Evolution Controversy
During the Cold War in 1957 the Soviet Union successfully launched the first Earth orbiting artificial satellite, Sputnik I. The event triggered alarm in United States by heightening fears there that the Soviet Union were achieving technological and strategic superiority. One response to what the Americans termed the Sputnik crisis was to invest money and expertise towards a re-invigoration of the country's science and technological educational system. It was during this period the BSCS was engaged to develop updated high school biology textbooks. The biology texts they developed covered evolutionary theory, which was by this time overwhelmingly accepted as biology's central organizing principle.
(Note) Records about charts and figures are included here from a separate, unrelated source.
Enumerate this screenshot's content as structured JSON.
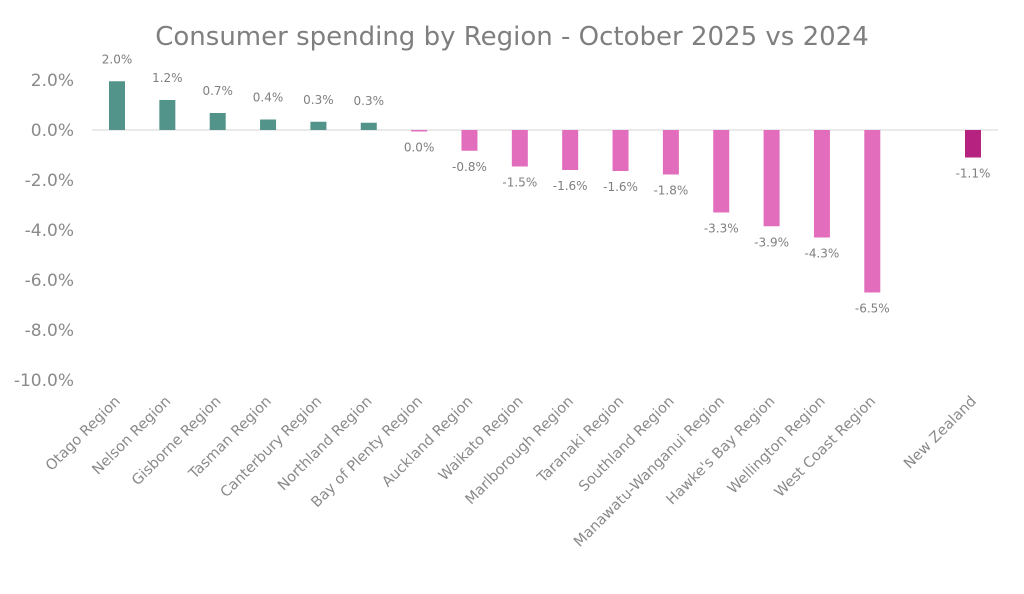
{
  "chart_data": {
    "type": "bar",
    "title": "Consumer spending by Region - October 2025 vs 2024",
    "xlabel": "",
    "ylabel": "",
    "ylim": [
      -10,
      2
    ],
    "yticks": [
      2,
      0,
      -2,
      -4,
      -6,
      -8,
      -10
    ],
    "ytick_labels": [
      "2.0%",
      "0.0%",
      "-2.0%",
      "-4.0%",
      "-6.0%",
      "-8.0%",
      "-10.0%"
    ],
    "grid": false,
    "legend": "none",
    "categories": [
      "Otago Region",
      "Nelson Region",
      "Gisborne Region",
      "Tasman Region",
      "Canterbury Region",
      "Northland Region",
      "Bay of Plenty Region",
      "Auckland Region",
      "Waikato Region",
      "Marlborough Region",
      "Taranaki Region",
      "Southland Region",
      "Manawatu-Wanganui Region",
      "Hawke's Bay Region",
      "Wellington Region",
      "West Coast Region",
      "",
      "New Zealand"
    ],
    "values": [
      1.95,
      1.2,
      0.68,
      0.42,
      0.33,
      0.29,
      -0.04,
      -0.83,
      -1.46,
      -1.6,
      -1.64,
      -1.78,
      -3.3,
      -3.85,
      -4.3,
      -6.5,
      null,
      -1.1
    ],
    "data_labels": [
      "2.0%",
      "1.2%",
      "0.7%",
      "0.4%",
      "0.3%",
      "0.3%",
      "0.0%",
      "-0.8%",
      "-1.5%",
      "-1.6%",
      "-1.6%",
      "-1.8%",
      "-3.3%",
      "-3.9%",
      "-4.3%",
      "-6.5%",
      "",
      "-1.1%"
    ],
    "colors": {
      "positive": "#52948a",
      "negative": "#e26dbd",
      "national": "#b5227f",
      "zero_line": "#e3e3e3"
    }
  }
}
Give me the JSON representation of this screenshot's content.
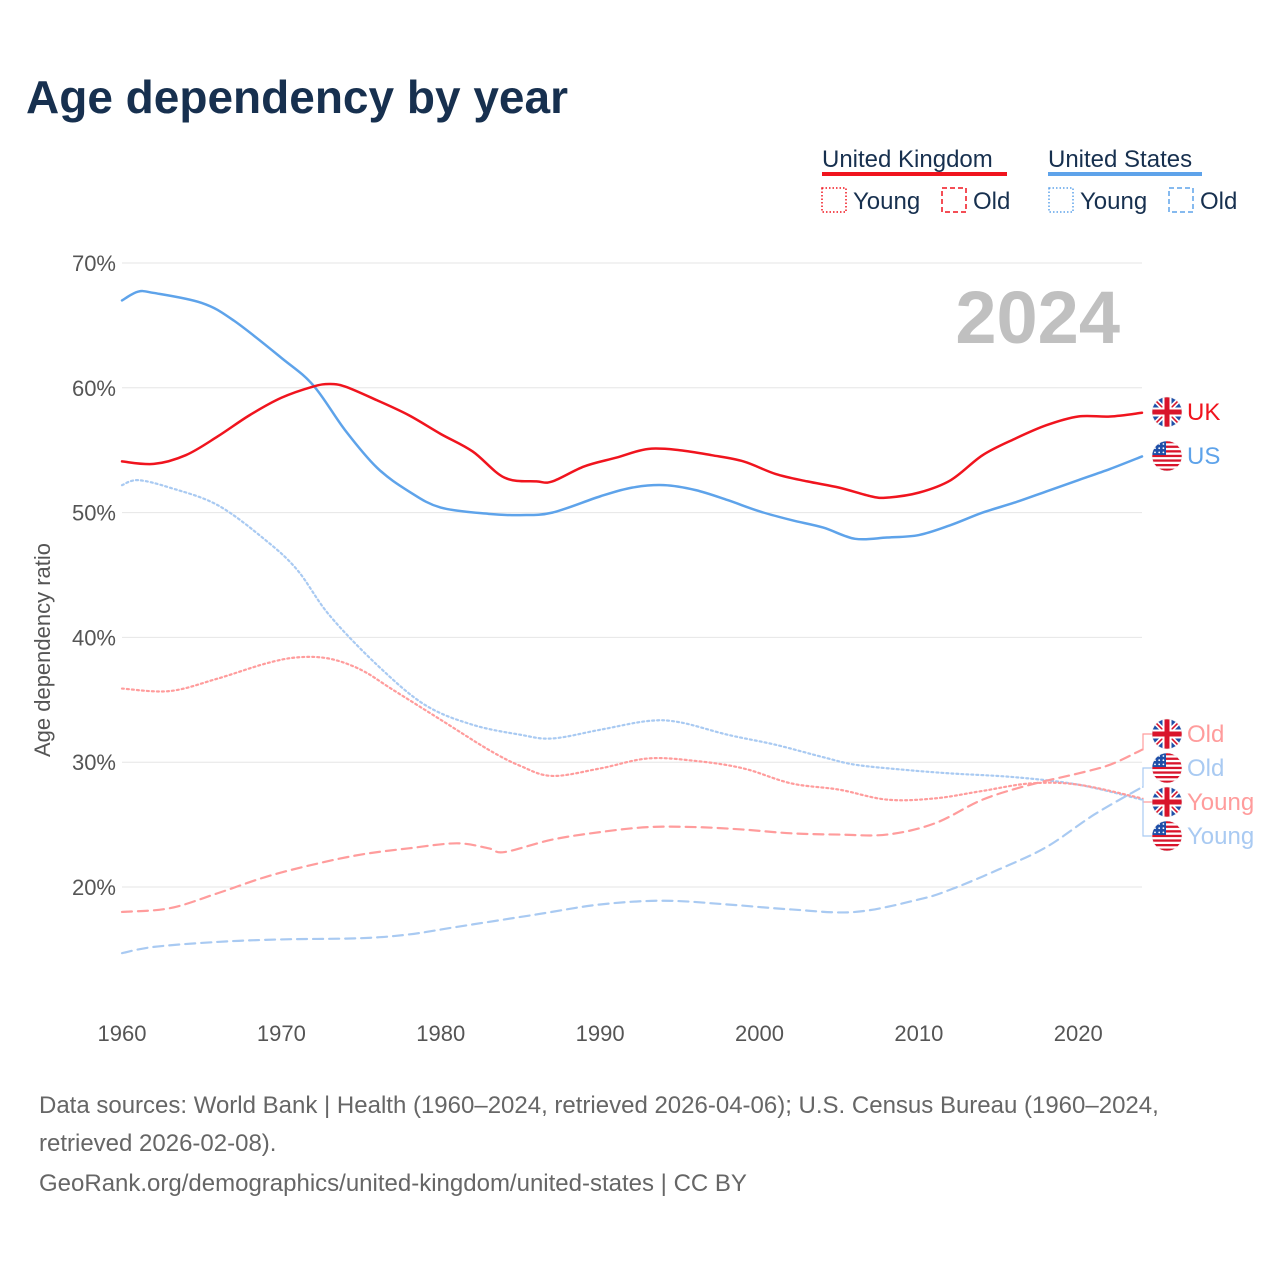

These books became widely used in the nation's high schools, and as a consequence, the public controversy about the teaching of evolution in public schools re-ignited. After a 1968 Supreme Court decision nullified decades old laws prohibiting the teaching of evolution in many places of the country, some evolution opponents turned their efforts against the public funding of evolutionary teaching, including publicly funded textbooks. The BSCS textbooks were featured in the 1973 case Willoughby v. Stever, a suit filed by an evangelical opponent of evolution who attempted, and failed, to have the evolution instruction in the textbook legally recognized as an unconstitutional establishment of religious secularism. The case was dismissed as meritless, and was cited as legal precedent in other groundbreaking decisions in the American cultural battle over evolution in the schools.